Au reste, m’installant au Blue Riviera, j’échouai dans un repère de poètes. Je l’appris lorsque, rentrant du petit café où mon habitude était déjà prise de passer boire un verre le soir, verre de thé ou de sahleb1, et d’observer les joueurs de dominos ou de trictrac, je traversai le salon rectangulaire qui sépare le hall d’accueil de ma chambre non sans y apercevoir, s’étant mis à l’aise, quelques individus bien campés, le cul dans les fauteuils et le torse redressé, s’appliquant à soumettre leur impérieuse posture à d’éventuels subalternes. Cherchant à ne pas déranger, je passe près d’eux discrètement, quand l’un des hommes me glisse un « welcome » qui me surprend, et auquel, mécaniquement, je réponds d’un « chokran »qui me paraît tout indiqué. Le même homme n’en reste pas là, il me demande comment je m’appelle, puis me prie de lui montrer mon passeport. C’est alors que je remarque Youssef, le veilleur de nuit ; je vois qu’il est très nerveux. Le type me fait signe de m’asseoir. Notre petite assemblée regroupe maintenant sept personnes. Le type regarde le passeport. Il a près de lui le registre de l’hôtel avec lequel il compare les données. Il me demande depuis combien de temps je suis en Égypte, si c’est la première fois, et qu’est-ce que je fais donc là. Ce que j’écris, si j’écris sur l’Égypte. Youssef se lève timidement, propose d’aller chercher « Madame ».

J’ai dit que j’écrivais principalement des short stories, c’est ma réponse habituelle. Madame arrive, me glisse quelques mots de bienveillance, on la prie de s’asseoir. C’est elle qu’on interroge : Comment se fait-il qu’elle parle français ? Alors, dans sa langue à lui, l’arabe égyptien, elle s’adresse à l’inquisiteur avec une expression idéalement dédaigneuse : « Parce que je l’ai étudié, bien sûr ! »

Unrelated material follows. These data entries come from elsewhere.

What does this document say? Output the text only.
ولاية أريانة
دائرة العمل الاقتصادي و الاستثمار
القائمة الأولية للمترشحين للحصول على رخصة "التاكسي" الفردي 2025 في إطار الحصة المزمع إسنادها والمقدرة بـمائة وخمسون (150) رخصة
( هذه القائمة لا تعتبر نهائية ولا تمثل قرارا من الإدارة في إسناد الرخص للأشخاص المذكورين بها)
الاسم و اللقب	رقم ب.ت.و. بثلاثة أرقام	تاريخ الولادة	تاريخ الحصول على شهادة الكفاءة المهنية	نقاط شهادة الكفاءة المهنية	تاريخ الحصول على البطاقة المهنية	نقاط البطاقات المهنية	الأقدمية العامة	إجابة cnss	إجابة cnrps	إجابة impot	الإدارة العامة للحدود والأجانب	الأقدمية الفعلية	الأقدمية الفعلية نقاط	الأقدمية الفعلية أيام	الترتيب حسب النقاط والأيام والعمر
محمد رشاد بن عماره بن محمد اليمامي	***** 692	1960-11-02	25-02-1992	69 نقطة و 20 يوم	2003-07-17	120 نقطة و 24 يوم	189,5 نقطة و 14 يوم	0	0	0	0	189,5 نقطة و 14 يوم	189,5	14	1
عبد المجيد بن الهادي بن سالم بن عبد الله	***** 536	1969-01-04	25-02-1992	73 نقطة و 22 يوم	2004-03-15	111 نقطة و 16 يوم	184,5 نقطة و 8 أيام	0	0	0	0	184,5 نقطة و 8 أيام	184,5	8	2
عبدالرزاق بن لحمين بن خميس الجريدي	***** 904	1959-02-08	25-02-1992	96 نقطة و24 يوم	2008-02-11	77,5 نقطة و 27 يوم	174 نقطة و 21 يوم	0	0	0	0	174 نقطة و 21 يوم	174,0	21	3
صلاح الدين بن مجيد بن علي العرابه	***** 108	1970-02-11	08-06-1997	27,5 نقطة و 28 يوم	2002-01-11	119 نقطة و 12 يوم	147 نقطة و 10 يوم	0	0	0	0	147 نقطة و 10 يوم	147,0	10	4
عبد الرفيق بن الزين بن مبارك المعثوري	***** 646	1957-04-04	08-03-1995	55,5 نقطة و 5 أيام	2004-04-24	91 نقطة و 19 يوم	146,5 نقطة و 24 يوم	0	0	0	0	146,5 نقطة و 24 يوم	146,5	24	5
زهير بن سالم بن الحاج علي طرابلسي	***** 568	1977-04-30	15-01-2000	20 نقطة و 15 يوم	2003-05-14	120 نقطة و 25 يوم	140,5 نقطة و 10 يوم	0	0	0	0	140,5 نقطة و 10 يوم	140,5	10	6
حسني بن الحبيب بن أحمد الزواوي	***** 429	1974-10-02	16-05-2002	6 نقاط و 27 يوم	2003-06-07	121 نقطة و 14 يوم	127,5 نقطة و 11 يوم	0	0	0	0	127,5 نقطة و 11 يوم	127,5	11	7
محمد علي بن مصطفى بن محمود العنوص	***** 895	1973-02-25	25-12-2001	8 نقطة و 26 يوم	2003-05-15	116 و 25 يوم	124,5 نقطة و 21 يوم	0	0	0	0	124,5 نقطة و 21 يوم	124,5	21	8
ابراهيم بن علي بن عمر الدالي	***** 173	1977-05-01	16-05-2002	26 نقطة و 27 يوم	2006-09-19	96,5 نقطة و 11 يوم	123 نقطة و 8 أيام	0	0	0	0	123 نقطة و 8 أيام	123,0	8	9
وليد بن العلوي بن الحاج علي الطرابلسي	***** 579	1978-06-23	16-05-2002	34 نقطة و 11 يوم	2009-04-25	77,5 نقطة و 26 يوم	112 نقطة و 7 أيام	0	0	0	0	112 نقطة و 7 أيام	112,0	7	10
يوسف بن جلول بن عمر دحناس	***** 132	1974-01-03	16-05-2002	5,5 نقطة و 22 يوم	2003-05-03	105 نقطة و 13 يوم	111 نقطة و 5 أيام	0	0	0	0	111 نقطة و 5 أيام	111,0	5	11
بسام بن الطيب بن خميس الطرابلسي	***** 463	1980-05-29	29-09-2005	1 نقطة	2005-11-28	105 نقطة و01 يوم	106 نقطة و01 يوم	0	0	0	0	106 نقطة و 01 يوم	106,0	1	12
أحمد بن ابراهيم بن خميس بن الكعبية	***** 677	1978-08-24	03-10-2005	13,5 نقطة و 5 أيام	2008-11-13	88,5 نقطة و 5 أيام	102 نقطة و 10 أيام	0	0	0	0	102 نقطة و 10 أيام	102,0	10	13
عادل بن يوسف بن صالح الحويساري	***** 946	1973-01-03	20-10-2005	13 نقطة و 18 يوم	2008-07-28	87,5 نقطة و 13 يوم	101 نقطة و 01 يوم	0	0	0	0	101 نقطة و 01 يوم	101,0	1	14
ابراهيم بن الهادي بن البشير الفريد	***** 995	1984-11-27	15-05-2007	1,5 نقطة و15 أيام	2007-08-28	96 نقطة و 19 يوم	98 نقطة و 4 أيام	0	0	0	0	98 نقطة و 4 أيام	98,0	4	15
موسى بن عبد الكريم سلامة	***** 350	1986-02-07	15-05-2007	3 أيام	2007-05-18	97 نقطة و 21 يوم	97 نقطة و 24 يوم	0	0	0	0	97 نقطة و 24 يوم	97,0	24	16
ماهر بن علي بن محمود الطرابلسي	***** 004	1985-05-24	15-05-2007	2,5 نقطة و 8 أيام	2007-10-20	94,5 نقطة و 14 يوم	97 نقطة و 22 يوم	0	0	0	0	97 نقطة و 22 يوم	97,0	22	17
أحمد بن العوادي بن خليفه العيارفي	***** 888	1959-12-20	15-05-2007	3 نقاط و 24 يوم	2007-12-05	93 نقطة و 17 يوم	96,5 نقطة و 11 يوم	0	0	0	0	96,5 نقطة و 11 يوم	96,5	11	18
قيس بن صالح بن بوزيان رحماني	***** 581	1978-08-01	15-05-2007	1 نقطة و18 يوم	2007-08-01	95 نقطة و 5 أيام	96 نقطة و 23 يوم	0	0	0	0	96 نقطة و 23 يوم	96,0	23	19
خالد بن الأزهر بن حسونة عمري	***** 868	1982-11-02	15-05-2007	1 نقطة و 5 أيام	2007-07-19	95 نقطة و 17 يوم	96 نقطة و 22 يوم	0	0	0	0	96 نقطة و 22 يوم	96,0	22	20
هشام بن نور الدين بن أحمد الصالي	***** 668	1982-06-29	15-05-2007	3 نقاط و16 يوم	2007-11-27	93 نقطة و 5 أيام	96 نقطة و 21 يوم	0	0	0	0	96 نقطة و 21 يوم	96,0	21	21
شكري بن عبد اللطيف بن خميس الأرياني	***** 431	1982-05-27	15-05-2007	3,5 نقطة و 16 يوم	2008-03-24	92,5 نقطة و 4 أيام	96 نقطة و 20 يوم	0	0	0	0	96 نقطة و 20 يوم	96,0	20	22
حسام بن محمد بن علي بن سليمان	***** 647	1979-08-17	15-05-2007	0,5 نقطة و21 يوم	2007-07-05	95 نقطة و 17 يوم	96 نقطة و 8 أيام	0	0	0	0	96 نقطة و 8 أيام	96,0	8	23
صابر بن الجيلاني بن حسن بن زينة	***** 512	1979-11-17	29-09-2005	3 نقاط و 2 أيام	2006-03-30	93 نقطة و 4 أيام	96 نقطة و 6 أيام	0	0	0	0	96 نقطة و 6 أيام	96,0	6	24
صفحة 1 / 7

Posé sur la table basse, provisoirement refermé, mon passeport en côtoie deux autres. Il est clair que nous sommes trois sur la sellette. Tous les clients ont été passés en revue, ont traversé les mailles du filet, c’est nous trois qui sommes les gagnants du concours. Un homme jeune qui porte des lunettes, l’air énergique et engageant. Un autre, la cinquantaine, barbe naissante, cheveux lissés vers l’arrière, bouclés dans le cou, air très doux, peut-être bilieux ou au contraire très calme, je ne sais me décider. Il s’adresse à moi quand l’officier oublie l’anglais et me parle en arabe. C’est que l’un de ses seconds est persuadé que j’ai menti, qu’en fait je comprends sa langue, parce qu’à plusieurs reprises j’ai semblé saisir leurs propos. Alors l’homme qui a l’air doux me traduit ce qu’ils disent. « Il te demande si tu prends quelquefois le tramway.

– Non, je marche. »

pp. 12-13

Notes :

Sahleb : boisson chaude à base de lait, noix de coco, sésame, cannelle…

« Merci. »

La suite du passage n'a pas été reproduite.